量子通信是量子信息学的一个重要分支，其理论是基于量子力学和经典通信，即量子通信是量子力学和经典通信相结合的产物。

对量子通信的研究是为了实现人们能够通过量子信道传递经典或量子信息，并确保所传输的信息绝对安全的愿望早在1969年，哥伦比亚大学的年轻学者Wiesner.S.就提出了采用量子物理的方法来保护信息安全的想法，但由于技术手段实现的困难，使得他的想法只是一个不太现实的设想。

10年后的1979年，IBM公司的研究人员Bennett.C.H和加拿大蒙特利尔大学的研究人员Brassard.G认真研究了Wiesne.S.的观点，认为可以将Wiesne.S.的设想用于传输信息。

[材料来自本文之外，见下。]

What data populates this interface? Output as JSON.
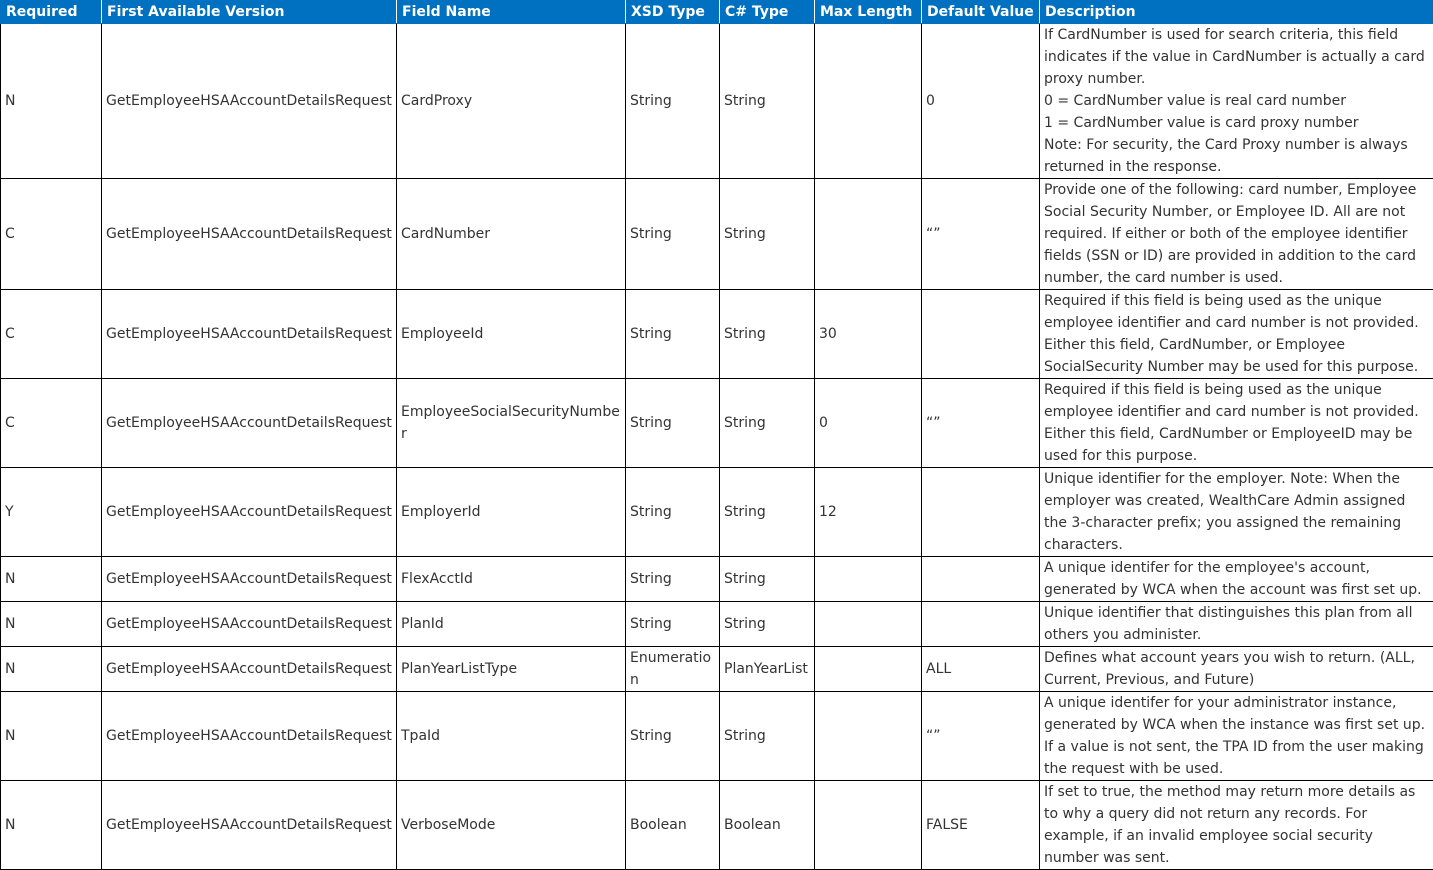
{
  "headers": [
    "Required",
    "First Available Version",
    "Field Name",
    "XSD Type",
    "C# Type",
    "Max Length",
    "Default Value",
    "Description"
  ],
  "rows": [
    {
      "required": "N",
      "version": "GetEmployeeHSAAccountDetailsRequest",
      "field": "CardProxy",
      "xsd": "String",
      "csharp": "String",
      "maxlen": "",
      "default": "0",
      "description": [
        "If CardNumber is used for search criteria, this field indicates if the value in CardNumber is actually a card proxy number.",
        "0 = CardNumber value is real card number",
        "1 = CardNumber value is card proxy number",
        "Note: For security, the Card Proxy number is always returned in the response."
      ]
    },
    {
      "required": "C",
      "version": "GetEmployeeHSAAccountDetailsRequest",
      "field": "CardNumber",
      "xsd": "String",
      "csharp": "String",
      "maxlen": "",
      "default": "“”",
      "description": [
        "Provide one of the following: card number, Employee Social Security Number, or Employee ID. All are not required. If either or both of the employee identifier fields (SSN or ID) are provided in addition to the card number, the card number is used."
      ]
    },
    {
      "required": "C",
      "version": "GetEmployeeHSAAccountDetailsRequest",
      "field": "EmployeeId",
      "xsd": "String",
      "csharp": "String",
      "maxlen": "30",
      "default": "",
      "description": [
        "Required if this field is being used as the unique employee identifier and card number is not provided. Either this field, CardNumber, or Employee SocialSecurity Number may be used for this purpose."
      ]
    },
    {
      "required": "C",
      "version": "GetEmployeeHSAAccountDetailsRequest",
      "field": "EmployeeSocialSecurityNumber",
      "xsd": "String",
      "csharp": "String",
      "maxlen": "0",
      "default": "“”",
      "description": [
        "Required if this field is being used as the unique employee identifier and card number is not provided. Either this field, CardNumber or EmployeeID may be used for this purpose."
      ]
    },
    {
      "required": "Y",
      "version": "GetEmployeeHSAAccountDetailsRequest",
      "field": "EmployerId",
      "xsd": "String",
      "csharp": "String",
      "maxlen": "12",
      "default": "",
      "description": [
        "Unique identifier for the employer. Note: When the employer was created, WealthCare Admin assigned the 3-character prefix; you assigned the remaining characters."
      ]
    },
    {
      "required": "N",
      "version": "GetEmployeeHSAAccountDetailsRequest",
      "field": "FlexAcctId",
      "xsd": "String",
      "csharp": "String",
      "maxlen": "",
      "default": "",
      "description": [
        "A unique identifer for the employee's account, generated by WCA when the account was first set up."
      ]
    },
    {
      "required": "N",
      "version": "GetEmployeeHSAAccountDetailsRequest",
      "field": "PlanId",
      "xsd": "String",
      "csharp": "String",
      "maxlen": "",
      "default": "",
      "description": [
        "Unique identifier that distinguishes this plan from all others you administer."
      ]
    },
    {
      "required": "N",
      "version": "GetEmployeeHSAAccountDetailsRequest",
      "field": "PlanYearListType",
      "xsd": "Enumeration",
      "csharp": "PlanYearList",
      "maxlen": "",
      "default": "ALL",
      "description": [
        "Defines what account years you wish to return. (ALL, Current, Previous, and Future)"
      ]
    },
    {
      "required": "N",
      "version": "GetEmployeeHSAAccountDetailsRequest",
      "field": "TpaId",
      "xsd": "String",
      "csharp": "String",
      "maxlen": "",
      "default": "“”",
      "description": [
        "A unique identifer for your administrator instance, generated by WCA when the instance was first set up. If a value is not sent, the TPA ID from the user making the request with be used."
      ]
    },
    {
      "required": "N",
      "version": "GetEmployeeHSAAccountDetailsRequest",
      "field": "VerboseMode",
      "xsd": "Boolean",
      "csharp": "Boolean",
      "maxlen": "",
      "default": "FALSE",
      "description": [
        "If set to true, the method may return more details as to why a query did not return any records. For example, if an invalid employee social security number was sent."
      ]
    }
  ]
}
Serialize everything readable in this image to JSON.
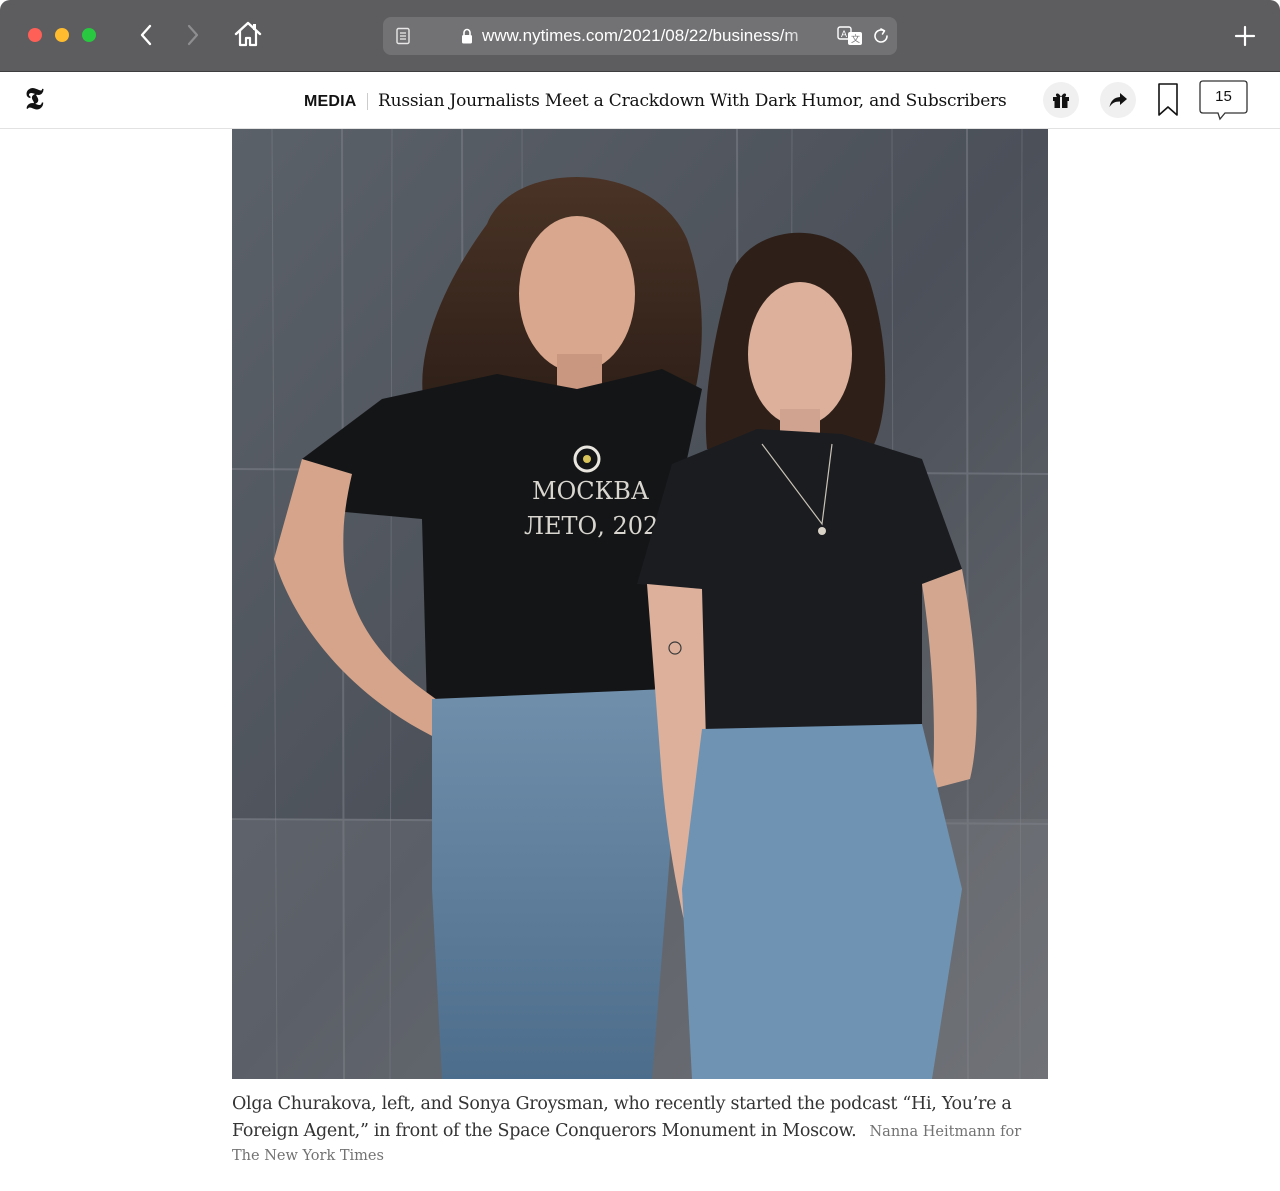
{
  "browser": {
    "url": "www.nytimes.com/2021/08/22/business/m",
    "icons": [
      "back-icon",
      "forward-icon",
      "home-icon",
      "reader-icon",
      "lock-icon",
      "translate-icon",
      "reload-icon",
      "plus-icon"
    ]
  },
  "header": {
    "logo": "𝕿",
    "section": "MEDIA",
    "headline": "Russian Journalists Meet a Crackdown With Dark Humor, and Subscribers",
    "comment_count": "15",
    "icons": [
      "gift-icon",
      "share-icon",
      "bookmark-icon",
      "comment-icon"
    ]
  },
  "photo": {
    "shirt_text_line1": "МОСКВА",
    "shirt_text_line2": "ЛЕТО, 2021"
  },
  "caption": {
    "text": "Olga Churakova, left, and Sonya Groysman, who recently started the podcast “Hi, You’re a Foreign Agent,” in front of the Space Conquerors Monument in Moscow.",
    "credit": "Nanna Heitmann for The New York Times"
  },
  "colors": {
    "titlebar": "#5d5c5e",
    "addressbar": "#727174",
    "close": "#fe5f57",
    "minimize": "#febc2e",
    "zoom": "#28c840"
  }
}
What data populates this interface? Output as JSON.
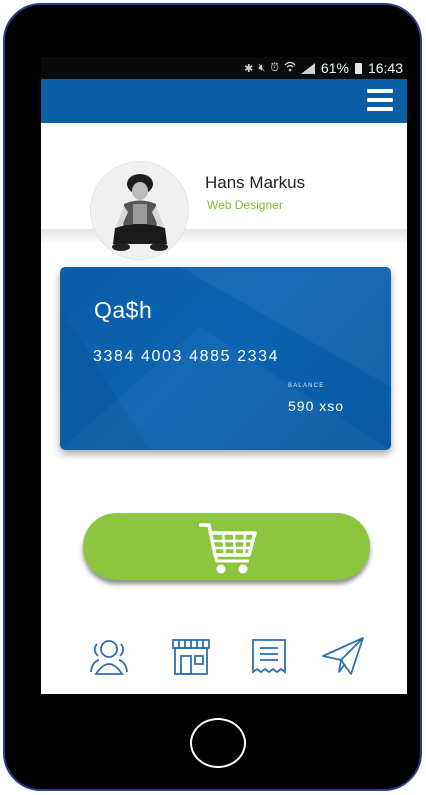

两人在1984年提出了著名的量子米要分法（QuantumKeyDistribution，Q.K.D）的概念，以及第一个量子密钥分发协议（BB84协议）[1]，由此，迎来了量子密码学的新时期，同时标志着量子通信理论的诞生。

2 基于连续变量的量子通信量子通信与量子计算是量子信息的两大主要研究领域，都是最近20多年才发展起来的新型交叉学科。

量子通信是量子论与信息论相结合的产物，因而也是通信与信息领域研究的热点前沿。

其主要研究领域包括量子密码术、量子远程传态、量子密集编码。

其中量子密码术由包括量子密钥分配、量子秘密共享、量子认证、量子安全直接通信、量子比特承诺等。

按量子通信的载体来分，可分为基于分立变量的量子通信和基于连续变量的量子通信两大类。